The procedure involves the application of a cream or gel to the anus and is stickily cosmetic, so the area is typically waxed first. Anal bleaching is banned in some countries, including France and the United Kingdom, because of the cream's active ingredient, hydroquinone, which has long been suspected of being a carcinogen. Nonetheless, hydroquinone has been in use for various purposes for over 50 years. Mercury and other chemicals are also commonly used as active skin bleaching agents.

How Anal Bleaching Works 

Melanin is a chemical that is naturally produced by our bodies. It darkens skin color as a natural protectant against the sun. The more melanin your body produces, the darker your skin.

Hydroquinone, mercury and other lightening chemicals inhibit the skin's production of melanin. This in turn lightens the skin areas to which they're applied. Hydroquinone is a chemical that's also used in photo processing, hair dyes and rubber manufacturing. 

Depending on how dark your skin is, you may have to apply the bleaching agent more than once to achieve your desired results. Most spas will offer you an initial treatment and send you home with additional bleaching lotion or gel that you can apply on your own. 

Is Anal Bleaching Safe? 

Prolonged use of hydroquinone can thicken collagen fibers, resulting in a spotty skin appearance. Mercury, a known carcinogenic, strips skin of its natural pigment when it's used over time. Prolonged exposure to either hydroquinone or mercury can cause cancer, mercury poisoning, liver failure or kidney failure. Anal bleaching can also cause chemical burns to an already sensitive area.

Another Drawback to Bleaching

Bleaching agents can temporarily lighten skin color, but exposure to ultraviolet rays will often re-oxidize the skin, creating an even darker appearance than before you attempted to lighten it. This is why most skin bleaching or fading products warn against exposure to sunlight immediately after application. The anus gets little or no exposure to direct sunlight, however. 

Are There Less Dangerous Anal Bleaching Chemicals? 

Bleaching products such as azelaic acid are less toxic, but they can still reduce melanin production and increase the potential for long-term skin complications.

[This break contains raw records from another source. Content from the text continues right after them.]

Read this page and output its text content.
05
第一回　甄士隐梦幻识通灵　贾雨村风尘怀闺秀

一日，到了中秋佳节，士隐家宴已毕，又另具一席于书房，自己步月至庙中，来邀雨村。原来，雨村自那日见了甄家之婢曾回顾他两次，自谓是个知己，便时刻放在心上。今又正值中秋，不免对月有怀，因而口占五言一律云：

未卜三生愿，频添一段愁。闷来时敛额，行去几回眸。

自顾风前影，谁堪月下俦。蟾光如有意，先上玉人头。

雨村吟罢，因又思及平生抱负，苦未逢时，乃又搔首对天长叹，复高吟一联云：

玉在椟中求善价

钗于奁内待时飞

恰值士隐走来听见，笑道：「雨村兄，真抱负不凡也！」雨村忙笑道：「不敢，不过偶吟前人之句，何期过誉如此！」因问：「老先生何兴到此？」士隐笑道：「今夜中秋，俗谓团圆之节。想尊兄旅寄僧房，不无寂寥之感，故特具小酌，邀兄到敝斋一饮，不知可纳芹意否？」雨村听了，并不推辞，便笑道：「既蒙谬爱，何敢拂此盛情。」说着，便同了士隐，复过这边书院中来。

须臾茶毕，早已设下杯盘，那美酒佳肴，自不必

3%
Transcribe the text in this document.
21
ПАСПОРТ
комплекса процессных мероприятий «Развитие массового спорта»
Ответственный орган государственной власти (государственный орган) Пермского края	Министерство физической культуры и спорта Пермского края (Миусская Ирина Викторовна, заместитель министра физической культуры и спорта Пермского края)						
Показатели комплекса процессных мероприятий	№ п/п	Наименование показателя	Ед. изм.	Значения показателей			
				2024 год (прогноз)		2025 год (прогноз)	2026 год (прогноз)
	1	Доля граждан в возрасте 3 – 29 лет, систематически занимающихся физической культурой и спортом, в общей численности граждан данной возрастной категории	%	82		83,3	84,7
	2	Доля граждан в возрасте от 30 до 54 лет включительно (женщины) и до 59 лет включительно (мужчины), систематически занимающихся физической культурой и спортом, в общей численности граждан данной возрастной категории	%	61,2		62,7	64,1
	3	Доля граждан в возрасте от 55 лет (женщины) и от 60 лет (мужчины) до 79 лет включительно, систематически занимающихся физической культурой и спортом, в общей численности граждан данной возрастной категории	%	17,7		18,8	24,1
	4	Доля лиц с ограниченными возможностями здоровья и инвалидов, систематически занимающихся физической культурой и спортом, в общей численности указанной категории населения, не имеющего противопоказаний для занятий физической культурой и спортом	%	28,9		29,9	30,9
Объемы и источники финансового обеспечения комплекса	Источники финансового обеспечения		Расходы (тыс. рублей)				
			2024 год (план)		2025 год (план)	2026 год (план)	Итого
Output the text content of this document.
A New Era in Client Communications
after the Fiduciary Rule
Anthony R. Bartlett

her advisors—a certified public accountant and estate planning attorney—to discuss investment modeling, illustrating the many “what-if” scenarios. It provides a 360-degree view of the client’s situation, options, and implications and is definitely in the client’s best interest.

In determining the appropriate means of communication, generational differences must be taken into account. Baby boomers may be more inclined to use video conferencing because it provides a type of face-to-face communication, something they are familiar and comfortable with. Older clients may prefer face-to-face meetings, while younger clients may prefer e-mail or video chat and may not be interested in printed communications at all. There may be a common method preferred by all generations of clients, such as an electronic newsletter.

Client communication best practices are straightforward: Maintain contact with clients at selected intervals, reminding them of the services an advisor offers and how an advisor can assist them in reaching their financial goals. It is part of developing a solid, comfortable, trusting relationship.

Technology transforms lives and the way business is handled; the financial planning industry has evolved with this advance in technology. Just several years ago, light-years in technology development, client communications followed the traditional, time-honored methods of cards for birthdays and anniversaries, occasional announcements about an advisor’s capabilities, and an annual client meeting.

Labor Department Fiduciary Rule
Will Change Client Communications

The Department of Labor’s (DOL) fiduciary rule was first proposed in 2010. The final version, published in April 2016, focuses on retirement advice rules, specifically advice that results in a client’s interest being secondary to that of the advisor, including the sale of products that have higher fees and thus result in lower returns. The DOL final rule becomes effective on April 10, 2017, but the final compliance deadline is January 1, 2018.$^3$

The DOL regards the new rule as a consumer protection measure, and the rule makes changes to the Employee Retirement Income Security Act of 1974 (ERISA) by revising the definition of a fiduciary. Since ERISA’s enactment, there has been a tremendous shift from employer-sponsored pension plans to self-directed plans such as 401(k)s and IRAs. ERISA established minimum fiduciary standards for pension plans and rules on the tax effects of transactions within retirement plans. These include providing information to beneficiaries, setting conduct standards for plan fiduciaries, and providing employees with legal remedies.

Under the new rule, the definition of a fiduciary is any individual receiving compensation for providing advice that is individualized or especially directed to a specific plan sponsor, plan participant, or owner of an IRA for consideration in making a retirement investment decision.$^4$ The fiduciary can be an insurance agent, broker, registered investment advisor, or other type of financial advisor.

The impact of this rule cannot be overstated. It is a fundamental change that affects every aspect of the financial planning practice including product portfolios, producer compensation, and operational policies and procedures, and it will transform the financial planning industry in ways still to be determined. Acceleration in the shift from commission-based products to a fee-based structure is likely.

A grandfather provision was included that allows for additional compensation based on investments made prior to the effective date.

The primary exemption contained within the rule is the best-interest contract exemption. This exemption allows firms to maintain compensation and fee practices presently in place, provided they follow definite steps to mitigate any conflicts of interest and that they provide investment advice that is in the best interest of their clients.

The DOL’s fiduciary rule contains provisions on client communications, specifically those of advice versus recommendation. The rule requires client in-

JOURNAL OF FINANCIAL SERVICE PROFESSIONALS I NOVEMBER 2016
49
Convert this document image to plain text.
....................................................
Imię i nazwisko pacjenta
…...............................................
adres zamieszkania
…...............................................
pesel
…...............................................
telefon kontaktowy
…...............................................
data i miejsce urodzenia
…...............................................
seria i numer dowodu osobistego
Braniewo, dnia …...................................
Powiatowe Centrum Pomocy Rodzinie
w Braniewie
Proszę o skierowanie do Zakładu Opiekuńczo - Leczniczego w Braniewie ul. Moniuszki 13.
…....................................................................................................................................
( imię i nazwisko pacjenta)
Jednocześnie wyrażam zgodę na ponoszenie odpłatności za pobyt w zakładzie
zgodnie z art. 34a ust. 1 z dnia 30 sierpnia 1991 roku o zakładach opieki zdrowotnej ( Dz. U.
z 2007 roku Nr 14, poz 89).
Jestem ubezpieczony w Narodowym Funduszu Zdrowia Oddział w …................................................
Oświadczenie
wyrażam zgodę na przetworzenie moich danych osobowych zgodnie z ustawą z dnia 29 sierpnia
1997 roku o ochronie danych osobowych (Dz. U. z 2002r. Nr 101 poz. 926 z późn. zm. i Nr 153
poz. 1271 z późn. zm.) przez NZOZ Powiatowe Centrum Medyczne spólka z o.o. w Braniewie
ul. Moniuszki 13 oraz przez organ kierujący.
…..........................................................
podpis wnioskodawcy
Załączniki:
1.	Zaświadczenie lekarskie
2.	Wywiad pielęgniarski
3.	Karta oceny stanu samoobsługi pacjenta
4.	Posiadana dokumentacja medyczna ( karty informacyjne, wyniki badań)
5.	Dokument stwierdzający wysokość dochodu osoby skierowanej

Should You Bleach Your Anus?

As with any cosmetic surgery, there are risks that may or may not outweigh the potential benefits of bleaching your anus. I highly recommend consulting with your doctor before attempting to bleach your own anus or visiting a salon that offers the service, or at least try to find a salon or spa that has a physician or trained medical professional on staff. Some anal bleaching kits or salons advertise safety, but risks are associated with long term exposure to chemicals, especially known carcinogens.

Before considering anal bleaching, consider why you desire such a procedure. Ask yourself if you have issues with your body image.